My Name is Resolute

“There. If they be found, produce that and there remains a gold ring in it. Say your mother gave it ye as a wedding ring that had been her grandmother’s and it will buy you freedom. Let no one find any other of these.” We heard shouts. “Bar the door, Patience. Resolute, come here.”

 

 

Ma did the same to me as she had done to my sister, dressing me with a second quilted skirt, procuring yet another casket, smaller still than Patey’s, upon which I had never laid eyes ere now. “Quickly, wait still!” she said when I squirmed a bit. Another cannonball landed so closely that dust and rubble fell from the ceiling. “Wear this petticoat and never, never take it off, understand?”

 

“It is so warm,” I said. “Makes me drain sweat.”

 

She did not answer but opened the second casket. Though it was merely wood laid about in gold, it held eight gold rings, eleven silver coins, and a ruby necklace. These she pressed into slits in this new heavy skirt. Then, on her knees, she stitched up the folds and tucked the needle back into the seam. “You take care and you will have a needle. Thread can be found but a needle is a treasure. Keep it close by and oft oiled.
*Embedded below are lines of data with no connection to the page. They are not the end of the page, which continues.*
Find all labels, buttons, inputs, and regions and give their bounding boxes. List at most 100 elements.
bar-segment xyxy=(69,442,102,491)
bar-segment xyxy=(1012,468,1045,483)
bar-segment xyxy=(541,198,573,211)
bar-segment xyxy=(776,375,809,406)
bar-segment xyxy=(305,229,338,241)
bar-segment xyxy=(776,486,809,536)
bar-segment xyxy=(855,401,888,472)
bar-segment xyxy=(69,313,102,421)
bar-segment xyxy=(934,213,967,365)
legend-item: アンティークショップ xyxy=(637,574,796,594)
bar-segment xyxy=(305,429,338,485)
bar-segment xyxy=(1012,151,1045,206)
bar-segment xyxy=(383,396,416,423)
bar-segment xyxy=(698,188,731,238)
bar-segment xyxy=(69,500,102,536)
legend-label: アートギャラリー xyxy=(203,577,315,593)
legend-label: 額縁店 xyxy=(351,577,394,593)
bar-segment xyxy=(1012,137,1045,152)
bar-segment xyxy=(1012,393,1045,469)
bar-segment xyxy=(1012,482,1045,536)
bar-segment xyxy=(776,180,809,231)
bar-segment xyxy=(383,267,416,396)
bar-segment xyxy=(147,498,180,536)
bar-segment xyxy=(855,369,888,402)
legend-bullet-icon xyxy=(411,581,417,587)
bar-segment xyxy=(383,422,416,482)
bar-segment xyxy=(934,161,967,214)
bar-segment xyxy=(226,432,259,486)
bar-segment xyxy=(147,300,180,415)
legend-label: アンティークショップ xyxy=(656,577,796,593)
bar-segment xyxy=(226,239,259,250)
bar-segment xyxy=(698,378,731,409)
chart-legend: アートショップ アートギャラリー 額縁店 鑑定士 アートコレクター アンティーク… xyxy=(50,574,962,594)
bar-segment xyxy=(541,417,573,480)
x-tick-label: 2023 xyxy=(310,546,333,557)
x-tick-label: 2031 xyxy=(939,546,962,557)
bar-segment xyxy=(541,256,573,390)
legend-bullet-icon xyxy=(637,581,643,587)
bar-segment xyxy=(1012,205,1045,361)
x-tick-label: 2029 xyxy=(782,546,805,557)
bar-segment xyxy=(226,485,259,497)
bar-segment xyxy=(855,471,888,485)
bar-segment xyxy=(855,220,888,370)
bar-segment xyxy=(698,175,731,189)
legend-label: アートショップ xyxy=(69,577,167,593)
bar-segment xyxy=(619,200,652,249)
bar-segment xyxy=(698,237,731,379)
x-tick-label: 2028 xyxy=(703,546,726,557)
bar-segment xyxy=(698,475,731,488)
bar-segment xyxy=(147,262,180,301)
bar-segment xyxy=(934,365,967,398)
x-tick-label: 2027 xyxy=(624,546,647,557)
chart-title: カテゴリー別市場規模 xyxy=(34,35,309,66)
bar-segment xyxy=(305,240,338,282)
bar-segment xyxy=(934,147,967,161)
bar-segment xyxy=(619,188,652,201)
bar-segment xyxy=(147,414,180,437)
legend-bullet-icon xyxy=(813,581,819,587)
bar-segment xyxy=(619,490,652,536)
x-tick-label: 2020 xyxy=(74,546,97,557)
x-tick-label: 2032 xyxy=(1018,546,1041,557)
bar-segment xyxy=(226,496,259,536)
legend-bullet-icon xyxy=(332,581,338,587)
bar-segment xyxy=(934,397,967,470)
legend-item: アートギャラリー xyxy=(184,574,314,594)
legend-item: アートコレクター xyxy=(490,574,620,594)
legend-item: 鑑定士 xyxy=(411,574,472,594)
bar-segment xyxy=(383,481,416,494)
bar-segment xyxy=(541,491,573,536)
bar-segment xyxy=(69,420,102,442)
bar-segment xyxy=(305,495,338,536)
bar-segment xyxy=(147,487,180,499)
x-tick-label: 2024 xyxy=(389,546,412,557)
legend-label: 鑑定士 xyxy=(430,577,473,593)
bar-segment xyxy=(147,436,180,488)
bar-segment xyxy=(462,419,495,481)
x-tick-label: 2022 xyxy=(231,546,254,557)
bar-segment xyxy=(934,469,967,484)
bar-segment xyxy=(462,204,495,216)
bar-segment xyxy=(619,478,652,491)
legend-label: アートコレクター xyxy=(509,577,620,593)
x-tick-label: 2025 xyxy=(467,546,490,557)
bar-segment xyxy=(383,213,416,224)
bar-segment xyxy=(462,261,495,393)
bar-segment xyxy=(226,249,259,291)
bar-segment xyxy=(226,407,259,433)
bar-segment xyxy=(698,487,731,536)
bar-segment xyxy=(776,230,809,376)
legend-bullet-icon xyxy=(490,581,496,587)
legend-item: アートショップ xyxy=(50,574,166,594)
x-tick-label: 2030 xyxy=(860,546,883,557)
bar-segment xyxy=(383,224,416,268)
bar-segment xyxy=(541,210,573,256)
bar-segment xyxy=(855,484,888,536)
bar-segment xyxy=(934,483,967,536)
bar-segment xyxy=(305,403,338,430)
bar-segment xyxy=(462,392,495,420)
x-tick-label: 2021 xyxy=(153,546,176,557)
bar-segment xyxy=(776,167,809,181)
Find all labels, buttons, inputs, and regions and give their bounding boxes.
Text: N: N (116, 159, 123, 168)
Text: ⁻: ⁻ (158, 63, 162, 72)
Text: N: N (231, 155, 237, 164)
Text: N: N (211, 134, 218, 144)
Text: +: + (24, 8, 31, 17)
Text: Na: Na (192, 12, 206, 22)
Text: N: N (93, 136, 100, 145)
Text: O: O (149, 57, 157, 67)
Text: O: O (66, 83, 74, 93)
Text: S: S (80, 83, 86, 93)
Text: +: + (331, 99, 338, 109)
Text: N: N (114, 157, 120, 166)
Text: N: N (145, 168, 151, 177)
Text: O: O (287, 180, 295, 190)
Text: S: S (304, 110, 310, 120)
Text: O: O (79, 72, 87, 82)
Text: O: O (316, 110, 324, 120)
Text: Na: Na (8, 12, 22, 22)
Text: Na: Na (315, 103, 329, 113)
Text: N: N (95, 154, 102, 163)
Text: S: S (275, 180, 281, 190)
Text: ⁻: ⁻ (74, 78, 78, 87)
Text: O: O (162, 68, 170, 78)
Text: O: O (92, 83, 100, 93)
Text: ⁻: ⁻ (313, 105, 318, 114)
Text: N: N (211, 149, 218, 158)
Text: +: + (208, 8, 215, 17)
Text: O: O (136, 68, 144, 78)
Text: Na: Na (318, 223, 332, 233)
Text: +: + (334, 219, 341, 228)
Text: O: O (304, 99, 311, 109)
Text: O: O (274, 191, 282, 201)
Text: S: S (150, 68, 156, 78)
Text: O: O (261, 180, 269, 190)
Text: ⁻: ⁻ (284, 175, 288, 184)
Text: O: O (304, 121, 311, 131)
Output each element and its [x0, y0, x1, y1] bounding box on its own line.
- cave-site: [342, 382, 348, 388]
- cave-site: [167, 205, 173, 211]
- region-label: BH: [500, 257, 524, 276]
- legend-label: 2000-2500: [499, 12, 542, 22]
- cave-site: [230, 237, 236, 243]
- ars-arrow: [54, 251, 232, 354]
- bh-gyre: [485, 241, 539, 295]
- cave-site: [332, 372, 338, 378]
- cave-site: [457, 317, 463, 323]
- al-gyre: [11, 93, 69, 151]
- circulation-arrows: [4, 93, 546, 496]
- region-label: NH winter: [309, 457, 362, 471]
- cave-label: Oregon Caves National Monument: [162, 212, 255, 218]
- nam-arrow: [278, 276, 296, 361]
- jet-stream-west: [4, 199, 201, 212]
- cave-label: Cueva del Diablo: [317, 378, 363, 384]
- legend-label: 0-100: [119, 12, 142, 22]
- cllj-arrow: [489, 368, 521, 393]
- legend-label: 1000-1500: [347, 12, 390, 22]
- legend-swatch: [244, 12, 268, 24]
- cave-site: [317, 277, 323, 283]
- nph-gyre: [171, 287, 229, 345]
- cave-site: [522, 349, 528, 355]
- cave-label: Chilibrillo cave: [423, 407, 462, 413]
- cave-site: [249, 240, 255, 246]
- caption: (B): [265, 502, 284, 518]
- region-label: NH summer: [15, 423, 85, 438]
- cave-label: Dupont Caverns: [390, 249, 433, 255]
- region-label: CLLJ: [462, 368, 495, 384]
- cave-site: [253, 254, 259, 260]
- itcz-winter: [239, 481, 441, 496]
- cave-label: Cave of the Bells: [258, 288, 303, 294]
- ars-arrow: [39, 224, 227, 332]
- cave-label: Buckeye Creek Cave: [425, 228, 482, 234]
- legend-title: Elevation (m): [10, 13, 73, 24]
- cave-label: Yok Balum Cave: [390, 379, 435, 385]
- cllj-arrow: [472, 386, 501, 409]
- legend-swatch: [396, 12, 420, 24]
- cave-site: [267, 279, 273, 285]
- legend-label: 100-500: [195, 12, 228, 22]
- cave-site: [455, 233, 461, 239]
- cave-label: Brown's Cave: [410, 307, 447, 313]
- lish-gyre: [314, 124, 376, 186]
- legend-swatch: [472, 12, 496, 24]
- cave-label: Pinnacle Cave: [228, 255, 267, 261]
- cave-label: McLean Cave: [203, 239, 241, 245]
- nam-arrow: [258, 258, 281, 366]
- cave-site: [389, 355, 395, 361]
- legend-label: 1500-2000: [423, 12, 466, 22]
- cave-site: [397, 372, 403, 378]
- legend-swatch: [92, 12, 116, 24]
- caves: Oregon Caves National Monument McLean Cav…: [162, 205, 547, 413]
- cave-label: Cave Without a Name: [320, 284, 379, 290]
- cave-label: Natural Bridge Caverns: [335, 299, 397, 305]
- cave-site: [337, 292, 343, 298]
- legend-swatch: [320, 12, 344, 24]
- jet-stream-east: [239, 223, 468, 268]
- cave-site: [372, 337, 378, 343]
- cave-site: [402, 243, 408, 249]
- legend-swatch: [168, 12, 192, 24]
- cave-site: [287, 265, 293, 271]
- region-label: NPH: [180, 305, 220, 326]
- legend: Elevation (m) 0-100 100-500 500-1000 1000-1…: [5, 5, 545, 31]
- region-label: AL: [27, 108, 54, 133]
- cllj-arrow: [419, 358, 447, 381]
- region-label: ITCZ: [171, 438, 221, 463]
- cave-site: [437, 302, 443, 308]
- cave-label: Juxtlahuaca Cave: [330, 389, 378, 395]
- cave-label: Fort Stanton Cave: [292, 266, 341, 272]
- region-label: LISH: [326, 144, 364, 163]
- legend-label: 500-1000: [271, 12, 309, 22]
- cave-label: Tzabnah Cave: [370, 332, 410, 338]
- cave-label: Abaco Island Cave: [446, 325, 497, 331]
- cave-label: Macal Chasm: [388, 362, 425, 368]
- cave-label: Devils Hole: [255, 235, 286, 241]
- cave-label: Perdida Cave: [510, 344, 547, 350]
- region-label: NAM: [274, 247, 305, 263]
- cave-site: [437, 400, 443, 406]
If you get a chance to move it to a safer spot, do that, but until then, keep it there.”

 

“I am sorry we did not stay in the kitchen, as you told us,” I whispered. “Uncle Rafe—”

 

Ma’s face flushed dark. “There’s no fault in ye, bairny,” she said as she laid coins into the casket. She put two new pieces of eight and six shillings in it and closed the lid, fastening the hasp. She tied a brand-new pocket to my waist with the wooden casket in it. That was to buy my safety, too, I expect. That last, the name she had called me as a wee child, brought tears to my eyes. “Rafe MacAlister is no’ the threat what’s comin’ up the beach. Your pa’d have talked him doon like he done before. Now girls, go. Up the priest’s hole by the fireplace.”

 

Hiding holes and tunnels threaded through our house. Escape was always in our sights. The sounds of battle grew closer, and shouts followed the pistol fire. I heard glass breaking as Patience and I reached the fireplace. We nestled into the shadows. Fallen stones blocked the way up. I turned to see what had happened behind us. The leaded window lay in shards on the floor and from Ma’s raised hands a thundering bang deafened me. A man dressed in short breeches and a torn vest fell to the floor without uttering a sound. Ma turned to stone, her eyes locked on the blunderbuss in her hands. At that moment two men who had been kicking at the door with hard boots accomplished their task and the wooden door hung loose on its hinges.

 

Two more men clambered through the window opening and reached Ma. She had drawn a dagger, one I had seen lying in the shelf of books she kept in this room. One of the men smiled, his mouth a toothless cavern, his long cutlass waving in front of her. I would have screamed had not Patience’s hand covered my mouth and nose so that I could hardly breathe. Ma stepped backward, rotating the dagger from pointing at the intruder to pointing it at her own chest. I bellowed into Patey’s hand. I fainted, I suppose, for I knew nothing more but Patey crushing me to her bosom.

 

“Back to the new stairway,” she hissed, “behind the waterwheel.”

 

The bedroom seemed empty, and we stood in the open fireplace in perfect silence for the span of several heartbeats. “Where’s Ma?” I asked.

 

“Do not talk. Run.” We hid at the doorway until we were certain no one saw, and then pounded up the stairs. At the landing I looked down to see Uncle Rafe, Pa, and August, all fighting beside each other, holding four men back with their swords. Pa had blood on his shirt but he moved so boldly that I was sure it was not his. Patience pulled my arm nearly out of its roots as she forced me away from that spectacle and toward the armoire. Heavy steps came up the stairs behind us. She tugged the great chest forward and put me into the opening first, climbed through, and pulled at it with the handle.

 

Again, blackness enveloped us. I stood by my sister, motionless. I leaned toward her and whispered, “Where did Ma go?”

 

“Out the door.”

 

“Did she get away from them, then?”

 

She let out a tiny sob and said, “Be quiet. Shush.”

 

At first I thought a mouse had whimpered, then I heard the voices, speaking some foreign tongue—I knew not what—and the armoire rattled as its door opened and the drawers were pulled from their frames. Light came through the place where the slats in the back did not meet, and Patience leaned back so far she nearly fell on me. She tapped my shoulder and, when I did not move, tapped again harder. I took three steps down. This was more clumsy and frightful because I was leading. There was no one there to catch me. August was not waiting at the bottom.